Darwin (ESA) and Terrestrial Planet Finder-TPF (NASA) are two projects of space telescopes aiming at the detection of extra-solar terrestrial planets and some of their atmospheric components. In particular, they will be sensitive to the 9.6 μm band of O3 which may be the signature of an O2-rich atmosphere produced by photosynthetic life forms. In this paper, we point out that O2, and hence O3, can also be produced by photochemistry and we investigate the risk of "false positive" detection of life incurred by these missions. For this purpose, we have developed new photochemical and radiative-convective models of terrestial planet atmospheres. By modelling the photochemistry of some realistic atmospheres, (including present and past Earth and Mars) we show that O2-rich atmospheres (up to 5%) and IR absorbing O3 layers can build up without life from H2O and CO2 photolysis.

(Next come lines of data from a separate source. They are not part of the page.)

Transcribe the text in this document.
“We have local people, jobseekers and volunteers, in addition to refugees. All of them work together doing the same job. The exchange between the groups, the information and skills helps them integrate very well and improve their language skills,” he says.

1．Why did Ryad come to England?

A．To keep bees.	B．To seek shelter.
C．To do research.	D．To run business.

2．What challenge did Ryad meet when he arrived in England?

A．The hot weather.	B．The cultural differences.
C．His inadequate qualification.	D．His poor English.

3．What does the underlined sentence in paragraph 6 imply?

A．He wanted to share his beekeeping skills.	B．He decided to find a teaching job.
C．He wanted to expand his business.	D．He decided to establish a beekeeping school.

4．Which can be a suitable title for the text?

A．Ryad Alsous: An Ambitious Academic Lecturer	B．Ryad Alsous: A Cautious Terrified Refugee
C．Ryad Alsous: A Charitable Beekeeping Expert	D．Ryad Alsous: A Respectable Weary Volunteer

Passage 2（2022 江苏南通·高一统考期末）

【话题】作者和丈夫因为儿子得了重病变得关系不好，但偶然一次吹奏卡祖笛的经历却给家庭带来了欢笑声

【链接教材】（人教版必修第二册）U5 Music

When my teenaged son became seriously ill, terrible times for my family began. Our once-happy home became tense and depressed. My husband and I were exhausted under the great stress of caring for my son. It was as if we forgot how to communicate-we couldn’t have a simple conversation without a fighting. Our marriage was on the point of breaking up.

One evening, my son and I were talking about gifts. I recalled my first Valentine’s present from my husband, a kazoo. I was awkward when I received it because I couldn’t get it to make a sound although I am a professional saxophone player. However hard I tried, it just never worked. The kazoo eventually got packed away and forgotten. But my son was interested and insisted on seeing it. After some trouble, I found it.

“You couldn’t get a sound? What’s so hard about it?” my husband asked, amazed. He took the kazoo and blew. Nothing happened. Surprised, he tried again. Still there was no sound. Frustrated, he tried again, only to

However, Darwin can still provide a reliable way to detect, through their mid-infrared signatures, ecosystems which have developed oxygenic photosynthesis. Indeed, the two photochemical sources of O2 are shown to interfere with each other; second, when the CO2 pressure is high enough (>50 mbar) to produce appreciable amounts of O2 and O3, it also masks the O3 feature; and third, the by-products of H2O photolysis destroy O3. As a result, whereas the unique detection of O2 remains ambiguous, the simultaneous infrared detection of O3, CO2 and H2O, provided by Darwin, is established to be a robust way to discriminate photochemical O2 production from biological photosynthesis: none of the atmospheres modelled exhibits this "triple signature", even in the most extreme "high risk" cases.